Pemulihan Aset, Korupsi, Regulasi, Kepastian Hukum

Abstrak

Pemulihan aset (asset recovery) merupakan instrumen penting dalam pemberantasan tindak pidana korupsi yang bertujuan untuk mengembalikan kerugian negara serta meniadakan keuntungan yang diperoleh pelaku kejahatan. Namun, dalam praktiknya, efektivitas pemulihan aset di Indonesia masih menghadapi berbagai kendala, baik dari aspek regulasi, kelembagaan, maupun penegakan hukum. Hal ini tercermin dalam beberapa kasus besar, seperti Kasus Korupsi E-KTP dan Kasus Jiwasraya, di mana pengembalian kerugian negara belum optimal meskipun pelaku telah dijatuhi pidana. Penelitian ini bertujuan untuk menganalisis urgensi penguatan regulasi pemulihan aset dalam pemberantasan korupsi di Indonesia.

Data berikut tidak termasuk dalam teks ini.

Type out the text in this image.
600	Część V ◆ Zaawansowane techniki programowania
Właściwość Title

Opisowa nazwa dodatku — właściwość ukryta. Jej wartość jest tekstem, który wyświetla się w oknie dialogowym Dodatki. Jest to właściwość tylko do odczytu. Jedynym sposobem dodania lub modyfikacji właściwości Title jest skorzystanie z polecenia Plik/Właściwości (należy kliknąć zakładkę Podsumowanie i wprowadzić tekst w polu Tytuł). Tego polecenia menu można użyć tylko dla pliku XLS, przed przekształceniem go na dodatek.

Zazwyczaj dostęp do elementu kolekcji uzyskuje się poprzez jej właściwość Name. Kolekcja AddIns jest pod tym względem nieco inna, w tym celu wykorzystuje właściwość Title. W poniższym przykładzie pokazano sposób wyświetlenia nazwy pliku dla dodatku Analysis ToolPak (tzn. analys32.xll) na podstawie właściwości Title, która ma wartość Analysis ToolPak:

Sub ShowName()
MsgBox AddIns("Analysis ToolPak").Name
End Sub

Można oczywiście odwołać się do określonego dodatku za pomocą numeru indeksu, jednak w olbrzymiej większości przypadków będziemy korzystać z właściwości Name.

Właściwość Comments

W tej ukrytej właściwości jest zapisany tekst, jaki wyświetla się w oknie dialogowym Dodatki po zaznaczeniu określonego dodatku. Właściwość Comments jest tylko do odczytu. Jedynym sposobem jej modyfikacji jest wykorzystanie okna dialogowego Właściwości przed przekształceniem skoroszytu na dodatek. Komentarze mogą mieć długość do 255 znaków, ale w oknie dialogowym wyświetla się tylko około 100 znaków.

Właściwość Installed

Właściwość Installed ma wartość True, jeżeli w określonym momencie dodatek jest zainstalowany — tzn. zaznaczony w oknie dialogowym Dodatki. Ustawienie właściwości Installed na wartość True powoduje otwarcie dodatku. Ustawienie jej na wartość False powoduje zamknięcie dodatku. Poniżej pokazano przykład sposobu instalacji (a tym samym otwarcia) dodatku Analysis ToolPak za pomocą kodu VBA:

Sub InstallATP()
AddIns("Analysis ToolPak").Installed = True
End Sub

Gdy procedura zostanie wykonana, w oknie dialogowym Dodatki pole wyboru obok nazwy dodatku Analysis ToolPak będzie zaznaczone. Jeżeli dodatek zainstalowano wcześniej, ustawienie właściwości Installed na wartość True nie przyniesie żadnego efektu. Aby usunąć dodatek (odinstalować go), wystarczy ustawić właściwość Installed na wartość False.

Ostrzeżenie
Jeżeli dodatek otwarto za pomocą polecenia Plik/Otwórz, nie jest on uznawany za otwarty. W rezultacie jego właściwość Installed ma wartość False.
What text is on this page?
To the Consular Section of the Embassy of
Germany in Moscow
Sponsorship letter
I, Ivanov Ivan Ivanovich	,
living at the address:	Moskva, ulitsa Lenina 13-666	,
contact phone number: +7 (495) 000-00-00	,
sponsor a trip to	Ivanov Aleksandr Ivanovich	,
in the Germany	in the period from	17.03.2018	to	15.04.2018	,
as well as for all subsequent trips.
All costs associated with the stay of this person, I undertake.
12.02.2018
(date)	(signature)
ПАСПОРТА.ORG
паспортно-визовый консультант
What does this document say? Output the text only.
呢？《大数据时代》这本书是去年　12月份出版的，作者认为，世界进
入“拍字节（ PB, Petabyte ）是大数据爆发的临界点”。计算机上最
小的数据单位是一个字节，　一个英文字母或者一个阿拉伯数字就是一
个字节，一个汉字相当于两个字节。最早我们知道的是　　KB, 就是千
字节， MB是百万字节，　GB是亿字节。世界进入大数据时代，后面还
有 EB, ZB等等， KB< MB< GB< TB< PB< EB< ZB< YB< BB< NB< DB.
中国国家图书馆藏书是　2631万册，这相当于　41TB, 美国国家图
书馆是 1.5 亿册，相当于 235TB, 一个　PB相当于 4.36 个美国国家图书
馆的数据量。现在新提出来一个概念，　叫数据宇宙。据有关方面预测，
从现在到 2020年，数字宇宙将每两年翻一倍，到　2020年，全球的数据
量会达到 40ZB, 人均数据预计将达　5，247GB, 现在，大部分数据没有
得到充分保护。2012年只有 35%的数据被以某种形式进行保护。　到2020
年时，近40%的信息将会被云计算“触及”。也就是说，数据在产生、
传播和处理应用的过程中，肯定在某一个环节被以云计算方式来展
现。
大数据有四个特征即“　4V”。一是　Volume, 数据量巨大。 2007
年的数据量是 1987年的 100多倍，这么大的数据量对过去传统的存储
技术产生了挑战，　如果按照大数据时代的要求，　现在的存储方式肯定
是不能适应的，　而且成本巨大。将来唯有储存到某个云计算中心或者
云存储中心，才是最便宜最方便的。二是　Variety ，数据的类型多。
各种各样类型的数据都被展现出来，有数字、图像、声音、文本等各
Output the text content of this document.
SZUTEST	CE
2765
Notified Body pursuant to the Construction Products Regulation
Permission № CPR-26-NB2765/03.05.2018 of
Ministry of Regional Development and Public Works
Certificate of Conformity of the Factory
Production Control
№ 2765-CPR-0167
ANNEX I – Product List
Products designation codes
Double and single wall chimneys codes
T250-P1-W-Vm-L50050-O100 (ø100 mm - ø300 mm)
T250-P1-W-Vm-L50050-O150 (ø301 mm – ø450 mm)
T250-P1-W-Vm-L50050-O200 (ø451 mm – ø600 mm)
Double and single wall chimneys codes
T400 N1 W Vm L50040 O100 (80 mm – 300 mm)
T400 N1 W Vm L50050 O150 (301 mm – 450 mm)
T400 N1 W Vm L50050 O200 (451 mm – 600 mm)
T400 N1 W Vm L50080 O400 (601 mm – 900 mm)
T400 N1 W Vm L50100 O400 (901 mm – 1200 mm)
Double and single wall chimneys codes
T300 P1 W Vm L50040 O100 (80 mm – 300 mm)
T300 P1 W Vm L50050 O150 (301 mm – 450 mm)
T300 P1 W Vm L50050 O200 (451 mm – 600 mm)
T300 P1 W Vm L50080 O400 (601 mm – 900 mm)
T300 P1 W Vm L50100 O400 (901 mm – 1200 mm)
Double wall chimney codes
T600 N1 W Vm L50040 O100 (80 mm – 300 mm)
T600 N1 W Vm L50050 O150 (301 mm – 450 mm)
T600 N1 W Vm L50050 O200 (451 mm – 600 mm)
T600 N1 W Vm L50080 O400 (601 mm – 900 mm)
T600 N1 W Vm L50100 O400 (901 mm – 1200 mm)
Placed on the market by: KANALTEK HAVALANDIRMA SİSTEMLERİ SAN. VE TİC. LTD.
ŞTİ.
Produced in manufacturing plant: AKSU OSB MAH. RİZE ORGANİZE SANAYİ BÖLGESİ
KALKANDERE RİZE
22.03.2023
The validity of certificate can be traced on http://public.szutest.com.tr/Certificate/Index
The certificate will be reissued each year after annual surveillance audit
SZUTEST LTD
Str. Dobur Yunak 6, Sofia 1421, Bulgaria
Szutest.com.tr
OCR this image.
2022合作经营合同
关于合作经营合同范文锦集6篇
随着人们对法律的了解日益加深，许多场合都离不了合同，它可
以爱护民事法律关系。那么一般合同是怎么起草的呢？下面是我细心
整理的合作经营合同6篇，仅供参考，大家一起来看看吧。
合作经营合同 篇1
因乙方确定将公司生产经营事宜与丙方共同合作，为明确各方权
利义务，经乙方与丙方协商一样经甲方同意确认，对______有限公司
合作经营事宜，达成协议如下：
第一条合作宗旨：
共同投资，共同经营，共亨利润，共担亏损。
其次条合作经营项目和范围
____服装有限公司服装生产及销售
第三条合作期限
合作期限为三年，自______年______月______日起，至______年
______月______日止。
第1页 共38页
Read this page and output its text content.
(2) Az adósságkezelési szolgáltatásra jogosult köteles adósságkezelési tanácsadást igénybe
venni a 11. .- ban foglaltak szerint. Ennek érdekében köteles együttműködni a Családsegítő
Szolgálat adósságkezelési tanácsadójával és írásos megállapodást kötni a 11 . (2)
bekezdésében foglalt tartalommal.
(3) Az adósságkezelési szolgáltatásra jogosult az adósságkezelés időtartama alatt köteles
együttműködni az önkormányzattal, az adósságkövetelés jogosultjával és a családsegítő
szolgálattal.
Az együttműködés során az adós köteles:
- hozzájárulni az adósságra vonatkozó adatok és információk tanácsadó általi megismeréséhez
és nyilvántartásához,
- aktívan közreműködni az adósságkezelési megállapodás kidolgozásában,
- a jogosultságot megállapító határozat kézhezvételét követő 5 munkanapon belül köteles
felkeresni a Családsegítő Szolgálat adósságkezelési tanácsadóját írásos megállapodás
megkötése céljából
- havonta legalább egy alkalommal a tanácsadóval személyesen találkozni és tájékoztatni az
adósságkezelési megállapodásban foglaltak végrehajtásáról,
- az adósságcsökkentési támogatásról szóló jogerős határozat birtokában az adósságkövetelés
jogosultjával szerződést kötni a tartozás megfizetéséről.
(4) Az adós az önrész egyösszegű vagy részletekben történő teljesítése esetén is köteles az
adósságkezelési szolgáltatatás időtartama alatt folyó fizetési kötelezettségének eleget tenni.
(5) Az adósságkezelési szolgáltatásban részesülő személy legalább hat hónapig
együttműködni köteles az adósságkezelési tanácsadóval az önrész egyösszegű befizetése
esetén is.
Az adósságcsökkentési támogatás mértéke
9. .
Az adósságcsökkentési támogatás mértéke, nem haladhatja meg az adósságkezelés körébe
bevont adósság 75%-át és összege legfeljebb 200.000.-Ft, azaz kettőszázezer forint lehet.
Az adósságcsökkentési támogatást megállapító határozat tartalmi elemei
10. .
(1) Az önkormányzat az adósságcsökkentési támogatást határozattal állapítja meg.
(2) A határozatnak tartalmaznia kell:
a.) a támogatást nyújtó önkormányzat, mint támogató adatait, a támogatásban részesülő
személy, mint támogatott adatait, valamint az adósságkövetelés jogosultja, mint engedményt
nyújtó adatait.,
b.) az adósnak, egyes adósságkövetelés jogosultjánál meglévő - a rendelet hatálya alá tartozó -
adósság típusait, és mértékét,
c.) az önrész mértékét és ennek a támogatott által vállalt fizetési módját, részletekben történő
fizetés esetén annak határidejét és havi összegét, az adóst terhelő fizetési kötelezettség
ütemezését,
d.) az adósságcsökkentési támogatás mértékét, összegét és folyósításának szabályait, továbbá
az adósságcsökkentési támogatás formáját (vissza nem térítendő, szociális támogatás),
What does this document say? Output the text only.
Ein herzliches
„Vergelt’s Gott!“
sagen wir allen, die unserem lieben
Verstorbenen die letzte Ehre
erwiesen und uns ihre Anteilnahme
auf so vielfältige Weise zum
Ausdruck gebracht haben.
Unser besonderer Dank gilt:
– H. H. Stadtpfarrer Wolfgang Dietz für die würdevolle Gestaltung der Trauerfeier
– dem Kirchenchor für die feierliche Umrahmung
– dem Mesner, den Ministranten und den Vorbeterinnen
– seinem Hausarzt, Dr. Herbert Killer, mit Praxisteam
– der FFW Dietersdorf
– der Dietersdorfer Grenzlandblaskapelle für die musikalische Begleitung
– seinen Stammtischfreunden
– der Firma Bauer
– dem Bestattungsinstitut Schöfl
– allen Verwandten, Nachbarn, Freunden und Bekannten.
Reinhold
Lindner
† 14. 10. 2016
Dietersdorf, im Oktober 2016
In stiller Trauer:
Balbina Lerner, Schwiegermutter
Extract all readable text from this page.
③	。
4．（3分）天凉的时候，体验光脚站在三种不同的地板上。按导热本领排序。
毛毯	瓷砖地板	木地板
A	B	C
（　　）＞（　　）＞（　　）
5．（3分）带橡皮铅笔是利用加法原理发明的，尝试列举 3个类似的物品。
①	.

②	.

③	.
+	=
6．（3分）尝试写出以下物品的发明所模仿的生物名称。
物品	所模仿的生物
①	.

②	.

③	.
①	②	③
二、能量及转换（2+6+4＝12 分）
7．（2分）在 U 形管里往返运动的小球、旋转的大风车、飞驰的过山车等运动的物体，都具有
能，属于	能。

Metode penelitian yang digunakan adalah yuridis normatif dengan pendekatan perundang-undangan dan pendekatan konseptual. Hasil penelitian menunjukkan bahwa pengaturan hukum pemulihan aset di Indonesia masih tersebar dan belum terintegrasi secara komprehensif, sehingga menimbulkan ketidakpastian hukum dan hambatan dalam implementasi. Oleh karena itu, diperlukan penguatan regulasi melalui pembentukan undang-undang khusus mengenai perampasan aset serta optimalisasi mekanisme kerja sama internasional, sejalan dengan prinsip-prinsip dalam United Nations Convention Against Corruption.